Phenolic compounds have attracted considerable interest in recent years due to their potential health benefits such as anti-oxidant, antimicrobial, anti-inflammatory and cardioprotective activities [21-24]. The inhibition of prostaglandin synthesis by phenolic compounds has also been reported [25-27] and their COX inhibitory activity was correlated to the antioxidant properties [27]. This observation is evident from our COX assay results that benzaldehyde is inactive but its hydroxylated analogs showed varying degrees of COX-1 and COX-2 enzyme inhibitory activities, although a trend in activity related to the number of hydroxy and methoxy substitutions were not evident.

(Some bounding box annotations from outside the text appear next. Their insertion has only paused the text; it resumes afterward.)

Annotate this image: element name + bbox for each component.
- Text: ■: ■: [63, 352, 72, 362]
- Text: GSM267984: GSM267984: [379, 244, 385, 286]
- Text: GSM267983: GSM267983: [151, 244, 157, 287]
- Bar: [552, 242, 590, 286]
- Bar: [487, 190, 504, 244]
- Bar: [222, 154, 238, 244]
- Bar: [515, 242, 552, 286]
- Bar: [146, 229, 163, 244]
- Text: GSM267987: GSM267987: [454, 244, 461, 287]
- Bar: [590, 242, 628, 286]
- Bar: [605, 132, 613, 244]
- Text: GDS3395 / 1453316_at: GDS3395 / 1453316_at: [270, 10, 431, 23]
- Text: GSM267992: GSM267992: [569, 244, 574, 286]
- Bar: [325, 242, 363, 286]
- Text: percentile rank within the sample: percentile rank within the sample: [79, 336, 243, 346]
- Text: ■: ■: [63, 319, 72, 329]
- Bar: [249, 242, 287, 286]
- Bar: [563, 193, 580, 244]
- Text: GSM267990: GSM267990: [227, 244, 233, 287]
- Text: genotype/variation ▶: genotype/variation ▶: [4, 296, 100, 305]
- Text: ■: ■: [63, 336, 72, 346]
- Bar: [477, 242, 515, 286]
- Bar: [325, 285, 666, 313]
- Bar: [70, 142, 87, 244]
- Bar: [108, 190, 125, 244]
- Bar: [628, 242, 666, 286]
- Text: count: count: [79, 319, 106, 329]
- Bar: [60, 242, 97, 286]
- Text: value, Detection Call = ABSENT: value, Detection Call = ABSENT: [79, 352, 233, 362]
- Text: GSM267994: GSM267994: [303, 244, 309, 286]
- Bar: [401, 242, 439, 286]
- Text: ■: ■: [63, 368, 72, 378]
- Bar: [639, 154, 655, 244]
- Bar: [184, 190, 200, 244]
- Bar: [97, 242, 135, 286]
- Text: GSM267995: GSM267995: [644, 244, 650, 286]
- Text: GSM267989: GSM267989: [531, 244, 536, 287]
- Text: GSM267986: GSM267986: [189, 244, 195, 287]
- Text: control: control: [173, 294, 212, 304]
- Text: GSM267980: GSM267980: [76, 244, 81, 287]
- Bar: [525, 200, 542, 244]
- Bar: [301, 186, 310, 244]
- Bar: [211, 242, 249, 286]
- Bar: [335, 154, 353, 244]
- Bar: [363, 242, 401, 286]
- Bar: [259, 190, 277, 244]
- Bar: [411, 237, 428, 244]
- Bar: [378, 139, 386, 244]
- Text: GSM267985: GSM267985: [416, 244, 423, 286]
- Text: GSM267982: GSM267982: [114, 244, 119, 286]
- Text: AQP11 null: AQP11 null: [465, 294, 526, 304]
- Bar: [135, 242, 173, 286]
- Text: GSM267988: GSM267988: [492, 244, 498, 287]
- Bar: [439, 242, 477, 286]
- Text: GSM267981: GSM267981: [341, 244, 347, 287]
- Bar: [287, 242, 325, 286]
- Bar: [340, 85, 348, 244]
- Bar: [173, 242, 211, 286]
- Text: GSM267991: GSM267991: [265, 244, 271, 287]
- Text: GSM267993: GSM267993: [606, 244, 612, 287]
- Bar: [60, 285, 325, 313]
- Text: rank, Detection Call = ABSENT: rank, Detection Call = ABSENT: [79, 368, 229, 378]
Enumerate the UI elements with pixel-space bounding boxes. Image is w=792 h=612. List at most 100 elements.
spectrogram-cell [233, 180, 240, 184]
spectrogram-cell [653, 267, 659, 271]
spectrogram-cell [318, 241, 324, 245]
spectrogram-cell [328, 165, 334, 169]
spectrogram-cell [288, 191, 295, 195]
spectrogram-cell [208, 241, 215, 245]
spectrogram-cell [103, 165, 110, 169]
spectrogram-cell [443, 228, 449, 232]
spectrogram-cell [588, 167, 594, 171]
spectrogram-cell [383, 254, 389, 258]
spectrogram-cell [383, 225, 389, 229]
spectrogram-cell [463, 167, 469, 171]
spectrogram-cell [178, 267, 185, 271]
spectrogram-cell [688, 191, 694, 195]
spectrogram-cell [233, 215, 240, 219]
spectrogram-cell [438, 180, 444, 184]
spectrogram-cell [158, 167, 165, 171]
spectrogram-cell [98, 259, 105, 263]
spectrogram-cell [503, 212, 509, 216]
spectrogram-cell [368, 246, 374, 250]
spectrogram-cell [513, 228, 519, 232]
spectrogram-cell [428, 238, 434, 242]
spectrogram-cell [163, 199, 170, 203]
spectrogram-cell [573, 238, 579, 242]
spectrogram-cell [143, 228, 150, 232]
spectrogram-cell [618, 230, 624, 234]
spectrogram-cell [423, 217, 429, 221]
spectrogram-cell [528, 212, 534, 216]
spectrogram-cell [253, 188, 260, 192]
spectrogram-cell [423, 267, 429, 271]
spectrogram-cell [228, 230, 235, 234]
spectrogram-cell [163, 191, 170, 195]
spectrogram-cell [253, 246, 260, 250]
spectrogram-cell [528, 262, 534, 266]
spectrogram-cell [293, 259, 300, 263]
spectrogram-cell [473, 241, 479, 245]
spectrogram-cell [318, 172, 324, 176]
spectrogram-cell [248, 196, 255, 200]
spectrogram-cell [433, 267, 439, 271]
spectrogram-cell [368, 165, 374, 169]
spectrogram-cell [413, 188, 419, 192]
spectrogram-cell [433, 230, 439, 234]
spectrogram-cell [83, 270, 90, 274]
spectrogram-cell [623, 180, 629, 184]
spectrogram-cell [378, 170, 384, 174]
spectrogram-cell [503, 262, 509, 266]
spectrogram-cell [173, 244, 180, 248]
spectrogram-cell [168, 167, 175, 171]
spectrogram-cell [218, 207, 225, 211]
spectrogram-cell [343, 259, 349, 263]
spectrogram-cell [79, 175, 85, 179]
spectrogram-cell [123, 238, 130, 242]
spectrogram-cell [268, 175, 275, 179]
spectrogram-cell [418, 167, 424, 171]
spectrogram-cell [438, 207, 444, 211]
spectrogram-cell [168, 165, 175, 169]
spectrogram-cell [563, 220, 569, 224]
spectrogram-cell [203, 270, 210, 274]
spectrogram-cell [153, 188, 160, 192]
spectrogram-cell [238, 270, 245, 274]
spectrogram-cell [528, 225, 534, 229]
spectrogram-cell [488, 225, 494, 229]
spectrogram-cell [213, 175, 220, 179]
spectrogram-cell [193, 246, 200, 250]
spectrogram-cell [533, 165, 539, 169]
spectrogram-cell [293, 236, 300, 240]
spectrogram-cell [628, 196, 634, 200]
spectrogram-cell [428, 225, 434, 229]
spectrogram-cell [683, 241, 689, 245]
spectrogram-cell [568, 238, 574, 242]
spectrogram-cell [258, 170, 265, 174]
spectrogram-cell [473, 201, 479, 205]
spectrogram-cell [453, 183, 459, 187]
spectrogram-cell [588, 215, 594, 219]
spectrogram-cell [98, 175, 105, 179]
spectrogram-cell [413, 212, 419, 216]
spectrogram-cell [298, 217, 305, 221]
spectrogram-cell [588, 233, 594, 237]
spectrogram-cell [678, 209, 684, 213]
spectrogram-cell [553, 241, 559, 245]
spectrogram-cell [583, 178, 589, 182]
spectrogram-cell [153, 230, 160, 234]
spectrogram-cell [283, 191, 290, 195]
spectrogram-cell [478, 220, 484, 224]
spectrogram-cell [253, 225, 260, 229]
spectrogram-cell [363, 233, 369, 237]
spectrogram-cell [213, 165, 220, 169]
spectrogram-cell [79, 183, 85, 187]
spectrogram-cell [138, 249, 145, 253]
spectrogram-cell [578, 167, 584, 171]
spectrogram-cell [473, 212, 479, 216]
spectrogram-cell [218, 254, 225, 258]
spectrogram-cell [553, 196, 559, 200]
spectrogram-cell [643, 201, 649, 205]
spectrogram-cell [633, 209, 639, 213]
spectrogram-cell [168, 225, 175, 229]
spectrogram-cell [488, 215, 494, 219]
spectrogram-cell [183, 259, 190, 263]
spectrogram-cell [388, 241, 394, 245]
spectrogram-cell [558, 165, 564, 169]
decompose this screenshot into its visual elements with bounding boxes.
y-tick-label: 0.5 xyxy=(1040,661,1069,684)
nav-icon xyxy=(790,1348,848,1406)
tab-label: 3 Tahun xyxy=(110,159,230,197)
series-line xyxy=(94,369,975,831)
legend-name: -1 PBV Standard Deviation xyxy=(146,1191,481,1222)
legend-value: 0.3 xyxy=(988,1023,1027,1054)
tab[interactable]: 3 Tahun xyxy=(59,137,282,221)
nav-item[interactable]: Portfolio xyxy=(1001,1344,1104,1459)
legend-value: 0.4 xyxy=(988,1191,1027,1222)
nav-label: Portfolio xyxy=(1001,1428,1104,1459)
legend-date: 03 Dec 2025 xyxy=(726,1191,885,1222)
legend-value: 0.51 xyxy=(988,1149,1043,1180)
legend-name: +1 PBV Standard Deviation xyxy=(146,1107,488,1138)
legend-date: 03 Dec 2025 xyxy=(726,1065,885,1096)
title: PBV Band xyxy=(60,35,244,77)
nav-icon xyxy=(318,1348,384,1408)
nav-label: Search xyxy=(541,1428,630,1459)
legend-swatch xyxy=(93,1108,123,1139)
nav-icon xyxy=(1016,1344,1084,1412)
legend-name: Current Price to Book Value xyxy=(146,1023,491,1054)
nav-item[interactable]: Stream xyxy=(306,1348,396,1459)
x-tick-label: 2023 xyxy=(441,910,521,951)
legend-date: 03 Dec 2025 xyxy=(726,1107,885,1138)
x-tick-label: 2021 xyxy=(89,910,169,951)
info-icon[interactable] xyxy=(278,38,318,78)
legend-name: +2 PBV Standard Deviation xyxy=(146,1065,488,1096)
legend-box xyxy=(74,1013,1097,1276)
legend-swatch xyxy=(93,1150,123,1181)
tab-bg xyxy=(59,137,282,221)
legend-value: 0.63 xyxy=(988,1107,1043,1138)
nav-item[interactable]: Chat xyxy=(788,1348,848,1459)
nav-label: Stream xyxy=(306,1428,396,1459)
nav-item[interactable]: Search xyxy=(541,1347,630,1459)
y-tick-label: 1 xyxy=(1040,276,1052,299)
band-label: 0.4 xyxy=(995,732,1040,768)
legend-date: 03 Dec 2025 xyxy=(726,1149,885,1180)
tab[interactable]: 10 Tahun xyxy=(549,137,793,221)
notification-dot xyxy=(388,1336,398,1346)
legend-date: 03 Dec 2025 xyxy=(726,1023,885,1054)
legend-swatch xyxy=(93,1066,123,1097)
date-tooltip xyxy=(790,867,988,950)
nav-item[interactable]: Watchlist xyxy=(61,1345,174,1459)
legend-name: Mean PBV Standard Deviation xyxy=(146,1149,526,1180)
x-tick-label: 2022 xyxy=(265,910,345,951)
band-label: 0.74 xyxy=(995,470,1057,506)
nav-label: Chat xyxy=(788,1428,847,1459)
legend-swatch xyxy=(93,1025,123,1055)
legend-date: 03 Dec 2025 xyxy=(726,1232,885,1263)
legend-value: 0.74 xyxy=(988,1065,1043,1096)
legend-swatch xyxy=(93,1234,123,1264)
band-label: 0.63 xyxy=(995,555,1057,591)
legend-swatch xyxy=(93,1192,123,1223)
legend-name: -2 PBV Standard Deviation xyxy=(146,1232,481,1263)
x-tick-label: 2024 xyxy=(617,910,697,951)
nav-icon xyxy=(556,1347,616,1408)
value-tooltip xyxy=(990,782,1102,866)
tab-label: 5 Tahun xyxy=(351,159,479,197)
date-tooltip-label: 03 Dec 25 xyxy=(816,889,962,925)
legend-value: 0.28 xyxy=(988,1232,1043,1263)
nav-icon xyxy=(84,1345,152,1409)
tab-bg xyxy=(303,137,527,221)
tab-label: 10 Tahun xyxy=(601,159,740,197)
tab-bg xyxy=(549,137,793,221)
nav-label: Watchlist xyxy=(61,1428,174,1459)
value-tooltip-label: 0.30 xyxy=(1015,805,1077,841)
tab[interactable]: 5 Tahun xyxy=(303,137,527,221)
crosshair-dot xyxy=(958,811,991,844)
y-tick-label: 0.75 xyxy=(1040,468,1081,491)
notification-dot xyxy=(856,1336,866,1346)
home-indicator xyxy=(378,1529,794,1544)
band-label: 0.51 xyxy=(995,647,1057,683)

The amount of aerial portions of A. leptopus used in the preparation of tea and the frequency of its consumption by folklore is unclear. Although the amount of A. leptopus plant material used in the preparation of tea in our study was primarily to yield adequate amount of extract for bioassay and the isolation of bioactive principles, it is evident that a tea prepared from 5 g of dried plant material deliver about 2.1 mg of COX-2 active hydroxy benzaldehyde, compound 1. This is in comparison to the efficacy of Vioxx observed in our in vitro bioassay. Therefore, a 50% inhibitory concentration (IC50) of 9.7 μg/mL observed for compound 1 is in par with the 32 nM concentration of Vioxx. Hypothetically, the consumption of A. leptopus tea containing 650–700 mg of extract containing compound 1 per day could yield COX-2-related pain relief similar to the daily dose of an NSAID to a person with an average body weight of 70 kg. In conclusion, our efficacy results of the tea and active components present in it support the use of A. leptopus tea as an ethnomedicine to ameliorate inflammatory pain and may be beneficial to improve the quality of life.